Turn any text into a narrated audiobook — right from your desktop, no GPU required.
Load a PDF, EPUB, plain text file, or paste content directly. Pick a voice (or clone your own from a short audio clip), tweak the speed and tone, and generate a full MP3 audiobook. The app intelligently splits your text at sentence boundaries, generates each section, and merges everything into one file.
Powered by PocketTTS by Kyutai — a lightweight text-to-speech model that runs entirely on CPU. This is the current choice as new open source models come out it will be updated.

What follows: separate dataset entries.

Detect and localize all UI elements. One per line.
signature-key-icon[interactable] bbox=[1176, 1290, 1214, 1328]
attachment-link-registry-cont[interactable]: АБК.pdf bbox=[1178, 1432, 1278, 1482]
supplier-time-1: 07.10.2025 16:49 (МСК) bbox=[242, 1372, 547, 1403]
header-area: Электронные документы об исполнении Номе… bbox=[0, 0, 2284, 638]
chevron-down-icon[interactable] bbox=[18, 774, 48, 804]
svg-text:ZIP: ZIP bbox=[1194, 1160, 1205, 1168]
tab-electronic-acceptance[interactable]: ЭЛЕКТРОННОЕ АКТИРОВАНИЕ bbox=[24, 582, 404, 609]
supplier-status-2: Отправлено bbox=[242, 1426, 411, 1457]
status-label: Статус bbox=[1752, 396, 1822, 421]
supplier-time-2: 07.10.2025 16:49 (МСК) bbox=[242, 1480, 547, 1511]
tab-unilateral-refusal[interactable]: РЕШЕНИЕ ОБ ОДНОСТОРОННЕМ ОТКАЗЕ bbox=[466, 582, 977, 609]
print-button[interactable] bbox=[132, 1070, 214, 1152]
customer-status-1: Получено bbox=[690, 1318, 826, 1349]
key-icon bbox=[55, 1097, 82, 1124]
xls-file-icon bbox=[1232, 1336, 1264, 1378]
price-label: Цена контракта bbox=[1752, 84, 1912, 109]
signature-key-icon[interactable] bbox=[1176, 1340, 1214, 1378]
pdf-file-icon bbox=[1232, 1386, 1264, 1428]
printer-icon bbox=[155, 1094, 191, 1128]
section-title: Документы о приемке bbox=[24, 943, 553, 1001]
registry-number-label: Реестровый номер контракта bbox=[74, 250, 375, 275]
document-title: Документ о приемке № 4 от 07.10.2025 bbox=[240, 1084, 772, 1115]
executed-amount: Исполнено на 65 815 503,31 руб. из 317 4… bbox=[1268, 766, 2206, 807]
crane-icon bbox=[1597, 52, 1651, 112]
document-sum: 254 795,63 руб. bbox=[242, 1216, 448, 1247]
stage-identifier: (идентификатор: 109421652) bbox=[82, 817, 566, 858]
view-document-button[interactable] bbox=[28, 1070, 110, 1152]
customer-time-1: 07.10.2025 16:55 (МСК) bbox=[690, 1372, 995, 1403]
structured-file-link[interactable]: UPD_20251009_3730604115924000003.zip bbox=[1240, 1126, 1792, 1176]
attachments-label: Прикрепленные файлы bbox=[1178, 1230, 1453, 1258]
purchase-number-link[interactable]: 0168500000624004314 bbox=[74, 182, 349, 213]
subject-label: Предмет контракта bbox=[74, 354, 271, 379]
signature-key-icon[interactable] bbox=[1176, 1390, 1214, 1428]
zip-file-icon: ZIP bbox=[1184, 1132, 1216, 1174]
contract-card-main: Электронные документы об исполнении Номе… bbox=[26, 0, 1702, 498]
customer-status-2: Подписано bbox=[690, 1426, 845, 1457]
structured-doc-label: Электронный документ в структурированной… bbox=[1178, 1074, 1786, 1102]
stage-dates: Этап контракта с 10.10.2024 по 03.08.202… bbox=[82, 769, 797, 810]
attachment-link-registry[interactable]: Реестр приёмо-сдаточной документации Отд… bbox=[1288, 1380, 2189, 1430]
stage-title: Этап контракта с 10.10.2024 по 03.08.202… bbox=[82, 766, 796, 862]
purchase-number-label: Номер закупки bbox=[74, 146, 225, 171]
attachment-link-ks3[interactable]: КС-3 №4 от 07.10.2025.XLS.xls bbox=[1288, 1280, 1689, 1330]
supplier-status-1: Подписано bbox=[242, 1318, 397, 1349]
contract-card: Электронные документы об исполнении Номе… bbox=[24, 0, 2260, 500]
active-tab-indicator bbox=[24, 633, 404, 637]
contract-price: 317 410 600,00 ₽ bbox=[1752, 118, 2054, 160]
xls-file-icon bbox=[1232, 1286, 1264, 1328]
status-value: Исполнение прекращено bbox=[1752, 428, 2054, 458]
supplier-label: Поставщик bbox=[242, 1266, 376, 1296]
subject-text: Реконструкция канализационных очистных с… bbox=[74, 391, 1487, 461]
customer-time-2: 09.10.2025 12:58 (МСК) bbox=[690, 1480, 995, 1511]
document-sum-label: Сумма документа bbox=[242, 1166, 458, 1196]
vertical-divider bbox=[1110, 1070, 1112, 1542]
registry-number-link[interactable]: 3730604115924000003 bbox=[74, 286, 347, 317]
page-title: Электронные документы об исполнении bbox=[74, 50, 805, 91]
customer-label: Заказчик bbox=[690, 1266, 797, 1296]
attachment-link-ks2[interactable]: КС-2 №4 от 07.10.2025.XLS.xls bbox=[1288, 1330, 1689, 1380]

- Audiobook Generation — Convert entire books and long documents into spoken audio
- Voice Cloning — Clone any voice from a short
.wavor.mp3sample - 8 Built-in Voices — alba, marius, javert, jean, fantine, cosette, eponine, azelma
- Import Anything — PDFs, EPUBs, TXT files, or scrape text from any URL
- Smart Chunking — Splits at sentence boundaries for natural-sounding breaks
- Tone & Speed Control — Adjust expressiveness and playback speed
- Auto MP3 Export — Merges all chunks into a single MP3 file
- Stop & Resume — Pause generation and pick up from any chapter/chunk
- No GPU Needed — Runs entirely on CPU
- One-Click Install — No Python setup required
Double-click run_pocket_embedded.bat — it downloads everything automatically:
- Embedded Python 3.12
- FFmpeg for audio processing
- CPU-only PyTorch + all dependencies
- Launches the app
First run takes a few minutes to set up. After that, launches are instant.
python -m venv venv
venv\Scripts\activate
pip install torch --index-url https://download.pytorch.org/whl/cpu
pip install -r requirements.txt
python PocketTTSUI.py| Button | What it does |
|---|---|
| Browse (Ref Audio) | Select an audio clip to clone that voice |
| Browse (Output Dir) | Choose where your audiobook is saved |
| 📄 Load PDF/Text/EPUB | Import text from a document |
| 🌐 Scrape from URL | Pull article or chapter text from a web page |
| Export Chunk / Export All | Save chunk text to .txt files for review |
| 📁 Open Folder | Open the output directory |
| ▶ Generate Speech | Start generating your audiobook |
| ⏹ Stop | Cancel after the current chunk finishes |
| 🔊 Quick Sample | Preview your voice + settings before committing |
| Setting | What it controls |
|---|---|
| Voice Name | Built-in voice (used when no audio clip is provided) |
| Chunk Size | Words per section — smaller = better quality |
| Temperature | Lower = consistent narration, Higher = expressive |
| Speed | 0.5x to 2.0x playback speed |
| Start Chunk | Resume from a specific section |
| Combine into MP3 | Merge all sections into one audiobook file |
- Best chunk size: 50–200 words for natural-sounding narration
- Temperature: 0.3–0.5 for audiobooks, 0.8+ for dramatic reads
- Interrupted? Set "Start Chunk" to resume where you left off
- Files save to the app's folder if no output directory is set
Uses PocketTTS by Kyutai Labs — see their repo for model licensing.
Please use this tool responsibly.*
Voice cloning technology is powerful but carries ethical risks.
- Do not clone voices without consent.
- Do not generate content intended to deceive, defraud, or harass.
- Always label AI-generated content appropriately.